Elle ajoute qu'il "n'y a pas d'accord avec la Fédération française du sport automobile (FFSA) sur l'utilisation de la marque Grand Prix de France".
Mardi, la délégation varoise, composée notamment de Marc Giraud, premier vice-président du Conseil général du Var, et Jacques Bianchi, président de la Chambre de commerce et d'industrie du Var, avait douté de "la volonté du nouveau gouvernement de maintenir les engagements de l'Etat", selon un communiqué de l'assemblée départementale.
Fin mars, le Premier ministre alors en exercice, François Fillon, passionné d'automobile et pilote à ses heures, avait apporté un soutien appuyé au retour d'un Grand Prix de France au calendrier 2013 de la Formule 1, en faisant un passage-éclair sur le circuit Paul Ricard du Castellet.
"Je leur ai rappelé qu'il n'y a pas d'opposition de principe à la tenue d'un Grand Prix", a précisé mardi Mme Fourneyron.
"Je savais que ce dossier avait été conduit un peu précipitamment dans une période électorale donc j'ai souhaité rencontrer tous les acteurs", a-t-elle poursuivi, ajoutant que "cette concertation va se poursuivre vendredi avec les collectivités et acteurs de Magny-Cours", solution alternative au circuit du Castellet et qui a accueilli le Grand Prix de France entre 1991 et 2008.

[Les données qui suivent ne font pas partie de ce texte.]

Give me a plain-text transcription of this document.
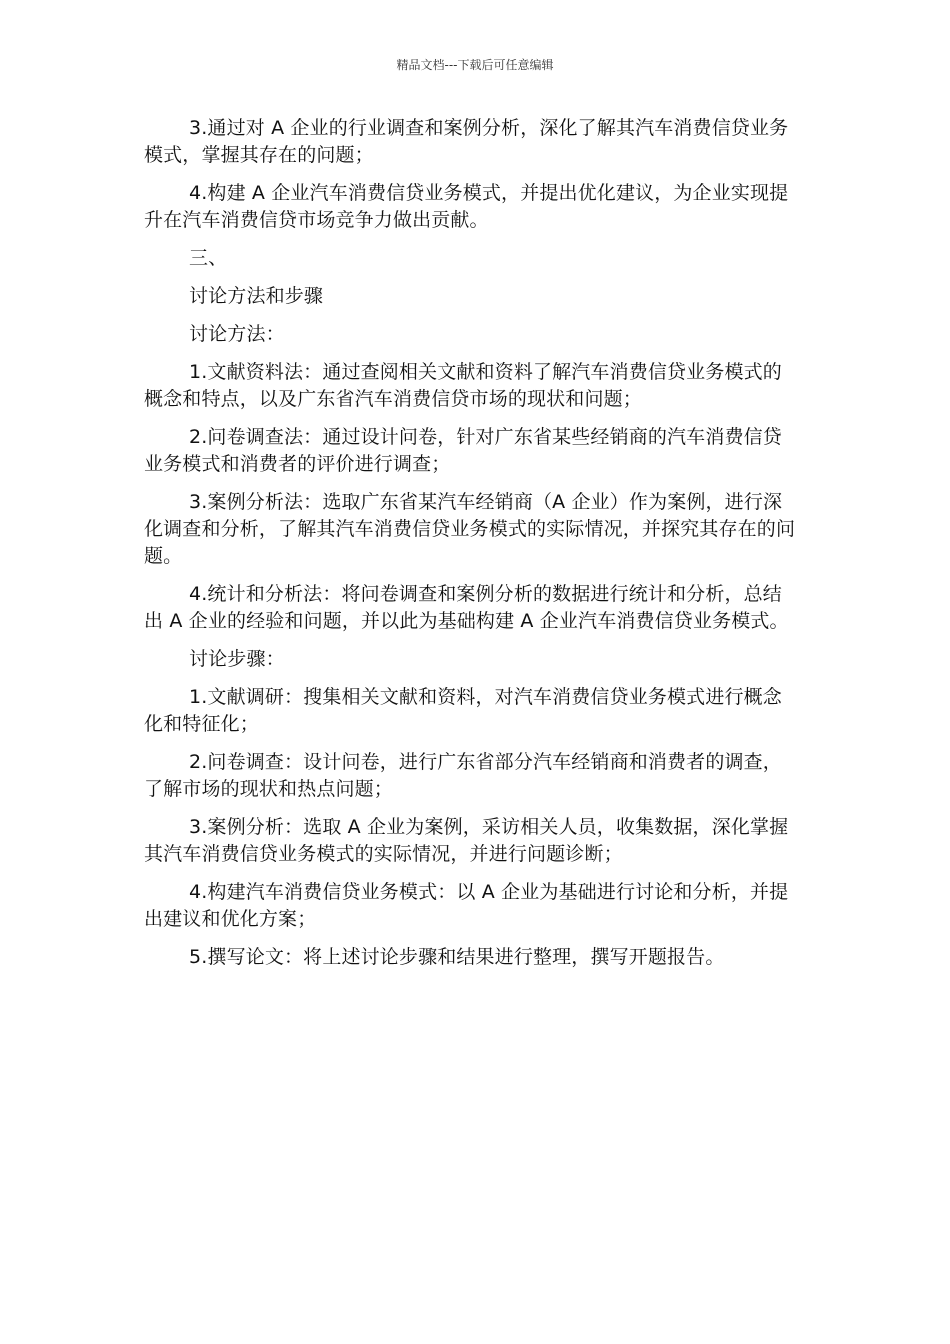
精品文档---下载后可任意编辑

3.通过对 A 企业的行业调查和案例分析，深化了解其汽车消费信贷业务模式，掌握其存在的问题；

4.构建 A 企业汽车消费信贷业务模式，并提出优化建议，为企业实现提升在汽车消费信贷市场竞争力做出贡献。

三、

讨论方法和步骤

讨论方法：

1.文献资料法：通过查阅相关文献和资料了解汽车消费信贷业务模式的概念和特点，以及广东省汽车消费信贷市场的现状和问题；

2.问卷调查法：通过设计问卷，针对广东省某些经销商的汽车消费信贷业务模式和消费者的评价进行调查；

3.案例分析法：选取广东省某汽车经销商（A 企业）作为案例，进行深化调查和分析，了解其汽车消费信贷业务模式的实际情况，并探究其存在的问题。

4.统计和分析法：将问卷调查和案例分析的数据进行统计和分析，总结出 A 企业的经验和问题，并以此为基础构建 A 企业汽车消费信贷业务模式。

讨论步骤：

1.文献调研：搜集相关文献和资料，对汽车消费信贷业务模式进行概念化和特征化；

2.问卷调查：设计问卷，进行广东省部分汽车经销商和消费者的调查，了解市场的现状和热点问题；

3.案例分析：选取 A 企业为案例，采访相关人员，收集数据，深化掌握其汽车消费信贷业务模式的实际情况，并进行问题诊断；

4.构建汽车消费信贷业务模式：以 A 企业为基础进行讨论和分析，并提出建议和优化方案；

5.撰写论文：将上述讨论步骤和结果进行整理，撰写开题报告。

Quant à un retour d'un Grand Prix en France dès 2013, Mme Fourneyron ne s'engage pas. "C'est clair qu'il y a des travaux à réaliser. Tous les éléments n'ont pas été bouclés, donc avec les éléments que j'ai aujourd'hui, il n'y a aucune décision qui soit possible", a-t-elle déclaré.
Fin avril, Bernie Ecclestone, le patron de Formula One Management (FOM), qui détient les droits commerciaux de la F1, avait déclaré qu'une signature était imminente pour permettre le retour d'un Grand Prix de France au calendrier du Championnat du monde 2013 en alternance avec celui de Belgique.
"A la date d'aujourd'hui, il n'y a aucun accord avec Formula One Management", a cependant assuré Mme Fourneyron.
Le "seul document pour l'instant, c'est la constitution d'un Groupement d'intérêt public le 5 mai 2012", chargé d'organiser la course, a-t-elle ajouté. Le département du Var fait notamment partie des membres de ce GIP, aux côtés de l'Etat, de la Chambre de commerce et d'industrie du Var ou encore de la FFSA, selon l'arrêté publié au Journal officiel.
La ministre refuse cependant de pencher en faveur du Castellet ou de Magny-Cours, qui avait bénéficié en son temps du soutien du président socialiste François Mitterrand.
"La question ne se pose absolument pas aujourd'hui sur un choix de site, mais sur la faisaibilité, dans quelles conditions on peut organiser un Grand Prix en France", a souligné Mme Fourneyron.